24 Nov 2007

So, I was out jogging last night and for some reason began to think about all of the books and films that center around some secret magical world just beyond the reach of most of us (but discovered, often by accident, by the protagonists of those films or books). And then I compared/contrasted that thought with Galt's Gulch in Atlas Shrugged.

It's an interesting juxtaposition. In almost all other literature and film, the "other" place is one of fantasy, magical reality, and mysticism. In Neverland, for example, one can fly. In Terabithia -- or, say, Narnia -- one can be a monarch. In Harry Potter, one might even be a wizard!

But, what happens in Galt's Gulch? There, the "other" universe is the complete, direct opposite; a rare home for pure earthly rationality. One arrives there by air, of course -- but not via some spell or magic carpet; rather, via an ordinary, quite tangible, airplane with an internal combustion engine. And there's nothing imaginary there at all (save, I'll admit, Galt's motor -- although this is not, arguably, presented as some sort of magical power source; rather as a hypothetical technological advancement).

Looked at this way, what might Rand's suggestion be? How about this: That the "real world" we're living in right now is indeed already an irrational fantasy, where the norm is to often enthusiastically and unquestioningly leap into the ginormous collective. Religion is a good thing, right? Socialism and communism are basically good, noble ideals, right? Sacrifice is always honorable, right? This "reality" we think we know is merely a corporeal phenomenon being experienced by our eternal souls, right?

It's also interesting (IMHO) to note that many of those films and books I discussed are designed to develop religious faith, a concept that amounts to believing something without seeing proof of it.
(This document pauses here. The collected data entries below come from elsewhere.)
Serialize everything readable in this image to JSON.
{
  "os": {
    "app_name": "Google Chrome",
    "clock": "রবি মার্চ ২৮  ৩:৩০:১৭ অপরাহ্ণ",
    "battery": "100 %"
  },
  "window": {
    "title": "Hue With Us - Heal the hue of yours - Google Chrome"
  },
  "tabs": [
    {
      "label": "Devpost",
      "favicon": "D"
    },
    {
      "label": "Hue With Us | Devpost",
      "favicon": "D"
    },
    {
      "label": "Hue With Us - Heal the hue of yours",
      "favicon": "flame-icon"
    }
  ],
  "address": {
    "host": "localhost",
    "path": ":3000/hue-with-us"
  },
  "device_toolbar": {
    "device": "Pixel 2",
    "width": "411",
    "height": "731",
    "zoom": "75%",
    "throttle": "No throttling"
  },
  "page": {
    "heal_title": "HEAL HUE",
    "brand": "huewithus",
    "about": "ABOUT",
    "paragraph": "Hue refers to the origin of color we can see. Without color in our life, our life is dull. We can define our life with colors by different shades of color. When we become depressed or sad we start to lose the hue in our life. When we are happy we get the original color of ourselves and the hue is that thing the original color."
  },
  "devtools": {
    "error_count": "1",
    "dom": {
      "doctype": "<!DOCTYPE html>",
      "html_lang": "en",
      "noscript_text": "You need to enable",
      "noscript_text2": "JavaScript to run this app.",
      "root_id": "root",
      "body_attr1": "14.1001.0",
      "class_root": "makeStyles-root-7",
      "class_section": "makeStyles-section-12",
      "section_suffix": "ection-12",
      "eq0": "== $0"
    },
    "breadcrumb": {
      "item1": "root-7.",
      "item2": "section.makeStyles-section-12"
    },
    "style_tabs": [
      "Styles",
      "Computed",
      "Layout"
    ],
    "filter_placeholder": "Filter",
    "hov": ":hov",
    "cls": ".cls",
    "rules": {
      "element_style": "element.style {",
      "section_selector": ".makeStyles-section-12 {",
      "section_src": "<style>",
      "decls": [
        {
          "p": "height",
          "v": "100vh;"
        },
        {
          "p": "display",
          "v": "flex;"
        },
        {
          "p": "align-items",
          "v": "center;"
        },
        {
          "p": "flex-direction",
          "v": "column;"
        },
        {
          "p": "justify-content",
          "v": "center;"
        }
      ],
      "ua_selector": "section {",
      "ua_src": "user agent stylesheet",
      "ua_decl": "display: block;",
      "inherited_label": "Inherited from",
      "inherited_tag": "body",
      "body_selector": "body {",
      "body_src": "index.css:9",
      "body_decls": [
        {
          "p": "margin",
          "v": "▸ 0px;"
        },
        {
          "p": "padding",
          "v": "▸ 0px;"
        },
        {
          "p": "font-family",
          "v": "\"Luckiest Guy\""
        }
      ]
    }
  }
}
Yet, the characters in these books -- at least within the universe of the books themselves -- are given first-hand experience with (proof of) these alternate universes. So, the message kids are given is: See, these wondrous places are real after all! No one seems to question the blatant irony there.

Of course, I don't mean to downplay the worlds of C.S. Lewis, J.M Barrie, J.K. Rowling or anyone else with two initials and then a surname. I've enjoyed those imaginative worlds as much as any kid. I guess I just think it's somewhat ironic how closely these imaginary places tend to resemble the actual world.